Sunday, January 1, 2012

Hoku solar plant in Idaho may have power shut off

http://www.staradvertiser.com/news/breaking/136444588.html?id=136444588

BOISE, Idaho    Idaho Power Co. told a struggling southeastern Idaho solar-industry manufacturer that the utility could shut off its power by Jan. 3 if it doesn't pay its $1.9 million electricity bill from November.

Honolulu-based polysilicon maker Hoku Corp., which has survived so far with help from Chinese financiers, lodged a formal protest with Idaho Public Utilities Commission regulators after getting a termination of service notice on Dec. 22.

The company's Hoku Materials unit told Idaho Power that it can't pay its November power bill until January due to cash flow problems. Hoku says losing electricity would delay its Pocatello plant's commissioning and expose infrastructure to freezing just as winter sets in, causing "material harm." Southeastern Idaho's hopes that Hoku's $390 million plant will eventually add hundreds of green-energy jobs to the local economy have been replaced by uncertainty over whether the project will survive. . .

 Hoku announced it had hooked up to Idaho Power's substation only in November, the same month it couldn't pay its power bill. "With the addition of permanent power, we are able to start-up the plant," Hoku Chief Executive Officer Scott Paul said on Nov. 21. Now, it wants Idaho Power to use some of the $4 million Hoku had previously deposited with the utility as security for its power bills to cover the November charges, according to its filing. . .

. . . The plant was originally supposed to be operational in 2008, but it struggled to raise funds to complete the facility as the economy soured.
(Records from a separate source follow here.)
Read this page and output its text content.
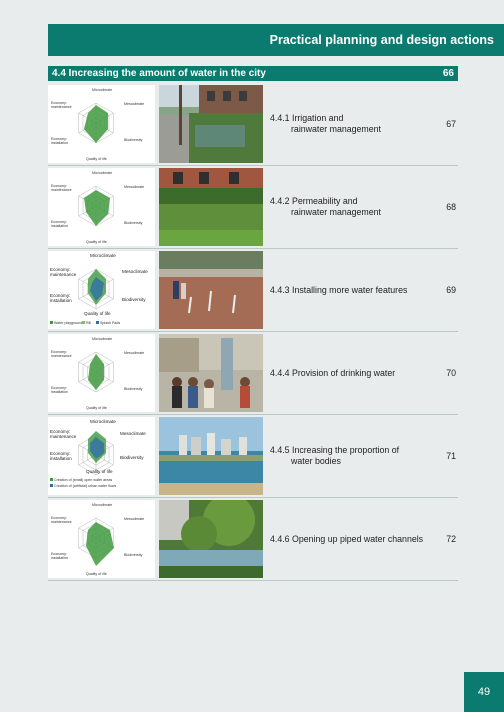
Practical planning and design actions
4.4 Increasing the amount of water in the city	66
Microclimate
Mesoclimate
Biodiversity
Quality of life
Economy:
installation
Economy:
maintenance
4.4.1 Irrigation and
rainwater management
67
Microclimate
Mesoclimate
Biodiversity
Quality of life
Economy:
installation
Economy:
maintenance
4.4.2 Permeability and
rainwater management
68
Microclimate
Mesoclimate
Biodiversity
Quality of life
Economy:
installation
Economy:
maintenance
Water playground Rill	Splash Pads
4.4.3 Installing more water features	69
Microclimate
Mesoclimate
Biodiversity
Quality of life
Economy:
installation
Economy:
maintenance
4.4.4 Provision of drinking water	70
Microclimate
Mesoclimate
Biodiversity
Quality of life
Economy:
installation
Economy:
maintenance
Creation of (small) open water areas
Creation of (artificial) urban water flows
4.4.5 Increasing the proportion of
water bodies
71
Microclimate
Mesoclimate
Biodiversity
Quality of life
Economy:
installation
Economy:
maintenance
4.4.6 Opening up piped water channels	72
49
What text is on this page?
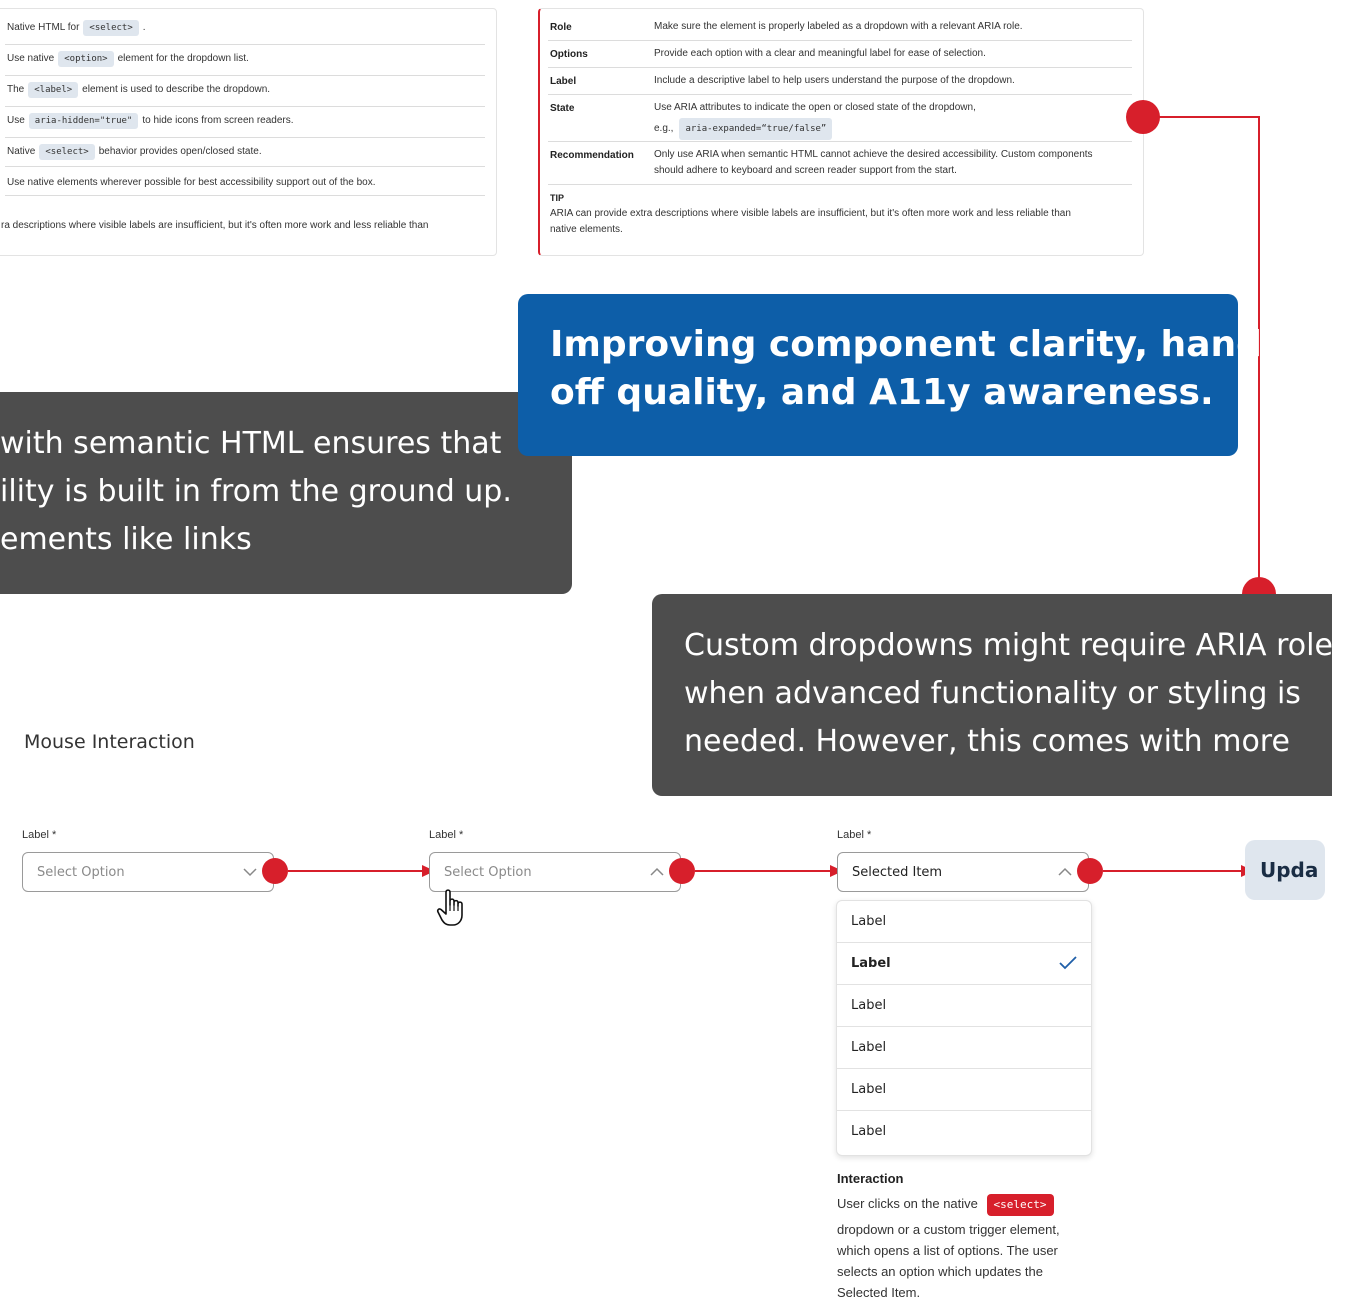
Native HTML for <select> .
Use native <option> element for the dropdown list.
The <label> element is used to describe the dropdown.
Use aria-hidden="true" to hide icons from screen readers.
Native <select> behavior provides open/closed state.
Use native elements wherever possible for best accessibility support out of the box.
ra descriptions where visible labels are insufficient, but it's often more work and less reliable than
Role	Make sure the element is properly labeled as a dropdown with a relevant ARIA role.
Options	Provide each option with a clear and meaningful label for ease of selection.
Label	Include a descriptive label to help users understand the purpose of the dropdown.
State	Use ARIA attributes to indicate the open or closed state of the dropdown,
e.g., aria-expanded=“true/false”
Recommendation Only use ARIA when semantic HTML cannot achieve the desired accessibility. Custom components
should adhere to keyboard and screen reader support from the start.
TIP
ARIA can provide extra descriptions where visible labels are insufficient, but it's often more work and less reliable than
native elements.
with semantic HTML ensures that
ility is built in from the ground up.
ements like links
Improving component clarity, hand-
off quality, and A11y awareness.
Custom dropdowns might require ARIA roles
when advanced functionality or styling is
needed. However, this comes with more
Mouse Interaction
Label *
Select Option
Label *
Select Option
Label *
Selected Item
Label
Label
Label
Label
Label
Label
Upda
Interaction
User clicks on the native <select>
dropdown or a custom trigger element,
which opens a list of options. The user
selects an option which updates the
Selected Item.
In March, Hoku received the second installment of a $50 million loan from majority owner Tianwei New Energy Holdings Co. of China that has helped keep the company afloat. As the company's share price has plunged to well below $1, from a 52-week high of $3.24, the company's management has been in turmoil, too. . .

(Note: Supplying electricity to the Hoku plant in Pocatello was one of the rationales for the Boardman to Hemingway line.)